Baisse des effectifs en cycle ingénieur : un risque pour les grandes transitions du pays

Par Armand Rosam |

Alors que la phase d’admission complémentaire de Parcoursup bat son plein, une mauvaise nouvelle vient secouer l'ingénierie dans la construction. En effet, une note flash publiée en juin par le SIES (le service statistique du ministère de l’Enseignement supérieur) confirme une tendance redoutée par toute la profession.

Baisse des effectifs en cycle ingénieur : un risque pour les grandes transitions du pays

Une alerte sur les bancs de l’école : les chiffres qui inquiètent le BTP

Alors que la phase d’admission complémentaire de Parcoursup bat son plein, une mauvaise nouvelle vient secouer l’ingénierie dans la construction. En effet, une note flash publiée en juin par le SIES (le service statistique du ministère de l’Enseignement supérieur) confirme une tendance redoutée par toute la profession.

À la rentrée, les effectifs en cycle ingénieur ont enregistré une baisse de -0,6 % en un an, pour atteindre 157 600 inscrits. De plus, la progression n’est que de 2 % sur les cinq dernières années. Pour la fédération Syntec-Ingénierie, ces chiffres sonnent comme un véritable signal d’alarme. L’orientation des lycéens vers ces filières conditionne directement la capacité de la France à mener à bien ses transformations majeures.

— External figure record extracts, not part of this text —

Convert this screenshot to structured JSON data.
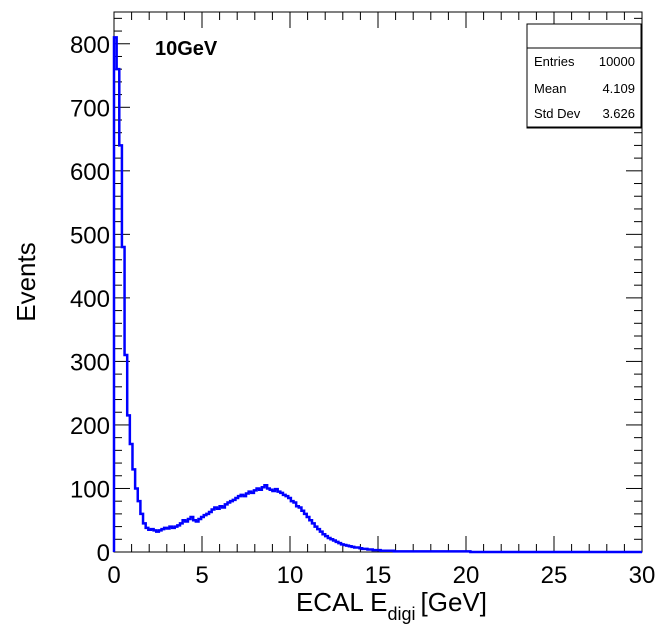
{
  "chart_data": {
    "type": "histogram",
    "annotation": "10GeV",
    "xlabel_main": "ECAL E",
    "xlabel_sub": "digi",
    "xlabel_unit": "[GeV]",
    "ylabel": "Events",
    "xlim": [
      0,
      30
    ],
    "ylim": [
      0,
      850
    ],
    "x_ticks": [
      0,
      5,
      10,
      15,
      20,
      25,
      30
    ],
    "y_ticks": [
      0,
      100,
      200,
      300,
      400,
      500,
      600,
      700,
      800
    ],
    "grid": false,
    "series_color": "#0000ff",
    "bin_width": 0.15,
    "bins_start": 0.0,
    "values": [
      810,
      760,
      640,
      480,
      310,
      215,
      170,
      130,
      100,
      80,
      60,
      45,
      38,
      35,
      36,
      34,
      32,
      34,
      36,
      38,
      37,
      40,
      38,
      40,
      42,
      45,
      50,
      48,
      52,
      55,
      50,
      48,
      52,
      55,
      58,
      60,
      63,
      67,
      70,
      68,
      72,
      70,
      75,
      78,
      80,
      82,
      85,
      88,
      90,
      88,
      92,
      95,
      93,
      97,
      100,
      98,
      102,
      105,
      100,
      98,
      96,
      99,
      95,
      93,
      90,
      88,
      85,
      80,
      78,
      72,
      70,
      65,
      60,
      55,
      50,
      45,
      40,
      36,
      32,
      28,
      25,
      22,
      20,
      18,
      16,
      14,
      12,
      11,
      10,
      9,
      8,
      7,
      7,
      6,
      5,
      5,
      4,
      4,
      3,
      3,
      3,
      2,
      2,
      2,
      2,
      2,
      1,
      1,
      1,
      1,
      1,
      1,
      1,
      1,
      1,
      1,
      1,
      1,
      1,
      1,
      1,
      1,
      1,
      1,
      1,
      1,
      1,
      1,
      1,
      1,
      1,
      1,
      1,
      1,
      1,
      0,
      0,
      0,
      0,
      0,
      0,
      0,
      0,
      0,
      0,
      0,
      0,
      0,
      0,
      0,
      0,
      0,
      0,
      0,
      0,
      0,
      0,
      0,
      0,
      0,
      0,
      0,
      0,
      0,
      0,
      0,
      0,
      0,
      0,
      0,
      0,
      0,
      0,
      0,
      0,
      0,
      0,
      0,
      0,
      0,
      0,
      0,
      0,
      0,
      0,
      0,
      0,
      0,
      0,
      0,
      0,
      0,
      0,
      0,
      0,
      0,
      0,
      0,
      0,
      0
    ],
    "stats": {
      "entries_label": "Entries",
      "entries_value": "10000",
      "mean_label": "Mean",
      "mean_value": "4.109",
      "std_label": "Std Dev",
      "std_value": "3.626"
    }
  }
}
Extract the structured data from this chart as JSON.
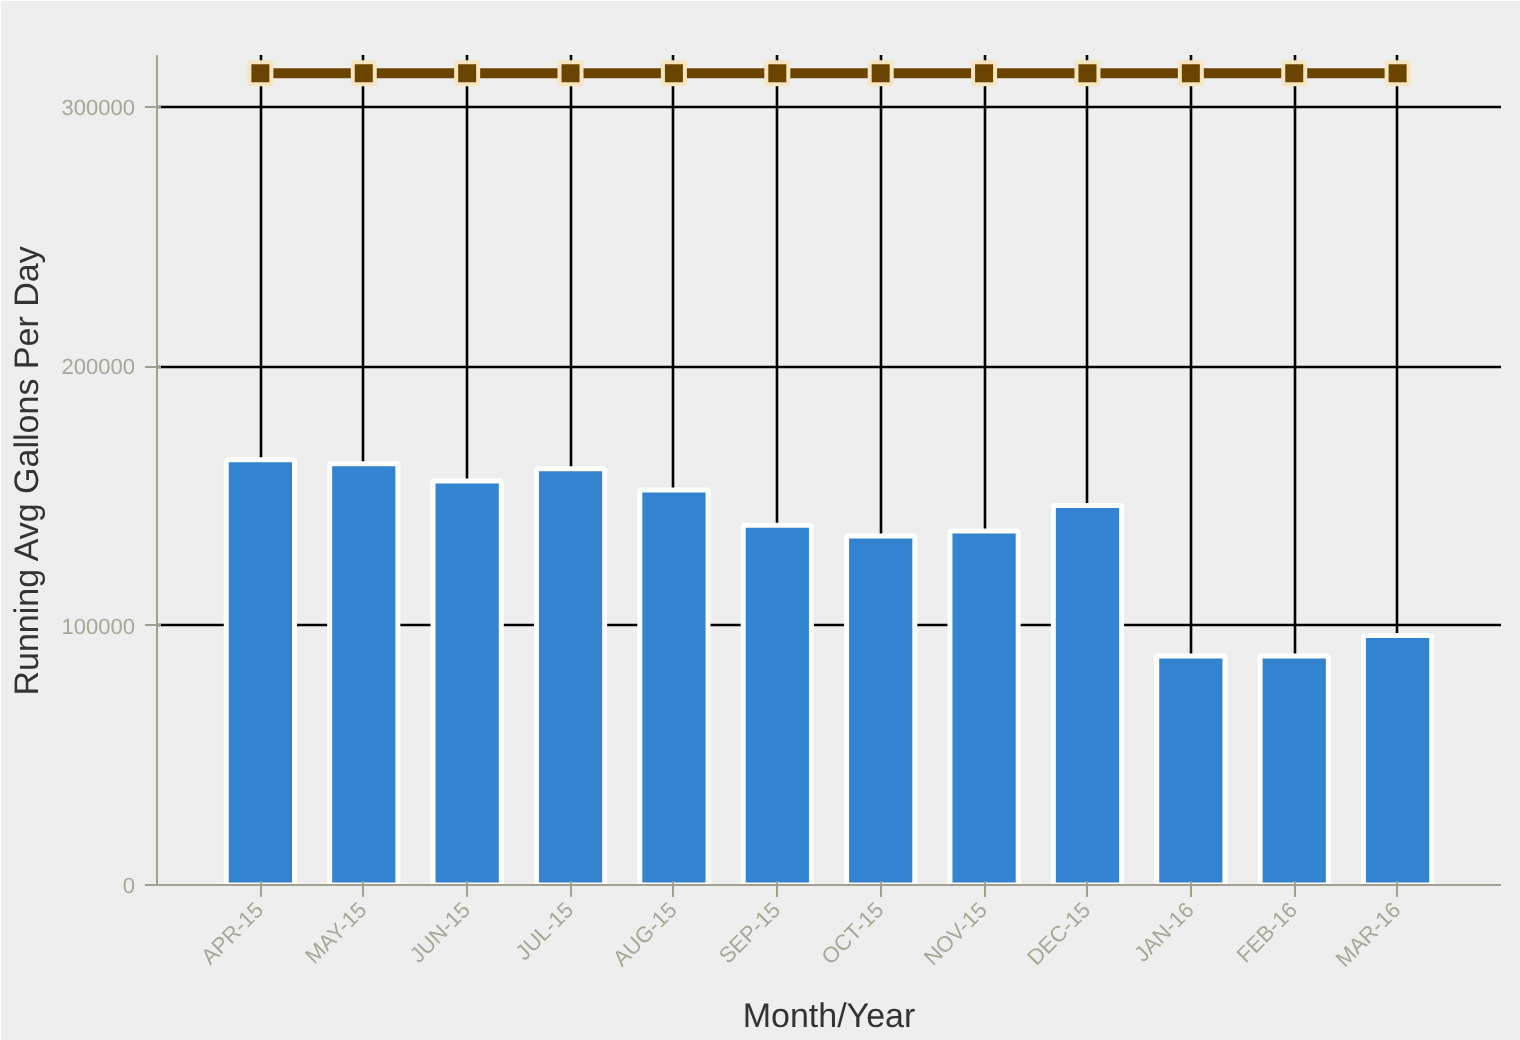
{
  "chart_data": {
    "type": "bar",
    "xlabel": "Month/Year",
    "ylabel": "Running Avg Gallons Per Day",
    "categories": [
      "APR-15",
      "MAY-15",
      "JUN-15",
      "JUL-15",
      "AUG-15",
      "SEP-15",
      "OCT-15",
      "NOV-15",
      "DEC-15",
      "JAN-16",
      "FEB-16",
      "MAR-16"
    ],
    "series": [
      {
        "color": "#3283d0",
        "values": [
          164000,
          162400,
          155800,
          160500,
          152300,
          138700,
          134600,
          136500,
          146300,
          88300,
          88300,
          96200
        ]
      },
      {
        "type": "line",
        "color": "#6b4500",
        "values": [
          313000,
          313000,
          313000,
          313000,
          313000,
          313000,
          313000,
          313000,
          313000,
          313000,
          313000,
          313000
        ]
      }
    ],
    "ylim": [
      0,
      320000
    ],
    "yticks": [
      0,
      100000,
      200000,
      300000
    ],
    "grid": true,
    "marker": "square"
  }
}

Un déficit de talents face aux ambitions économiques et climatiques

Pourtant, les besoins du marché n’ont jamais été aussi élevés. Selon l’OPIIEC, l’économie française réclame 50 000 à 60 000 nouveaux ingénieurs par an. En comparaison, le pays n’a compté que 46 500 diplômés en 2023. Cette érosion du vivier de talents intervient donc au pire moment pour les entreprises.

Le chiffre clé : Aujourd’hui, 61 % des sociétés d’ingénierie déclarent rencontrer d’importantes difficultés de recrutement.

Par conséquent, cette pénurie menace directement les grands chantiers nationaux :

  • La décarbonation de l’énergie.
  • L’adaptation des infrastructures au changement climatique.
  • La réindustrialisation et la souveraineté technologique des territoires.

N’oublions pas que la profession constitue un moteur économique colossal. Elle rassemble 362 000 salariés au sein de 31 500 entreprises, pour un chiffre d’affaires de 62 milliards d’euros.

Syntec-Ingénierie appelle à un sursaut national et à la diversité

Face à cette situation critique, Syntec-Ingénierie invite les lycéens et leurs familles à redécouvrir cette filière d’avenir. C’est un secteur dynamique qui recrute massivement, qui innove constamment et qui permet d’agir concrètement sur le monde réel.

Par ailleurs, la fédération interpelle les pouvoirs publics et la communauté éducative. Elle demande de promouvoir ces métiers dès le lycée et de valoriser la diversité des voies d’accès. Elle entend faire des vocations scientifiques et techniques, notamment féminines, une priorité nationale absolue.

« Les ingénieurs impulsent les grandes transitions de notre pays (…). À tous les jeunes qui veulent être utiles et agir concrètement sur le monde qui les entoure : choisissez l’ingénierie ! » — Michel Kahan, président de Syntec-Ingénierie.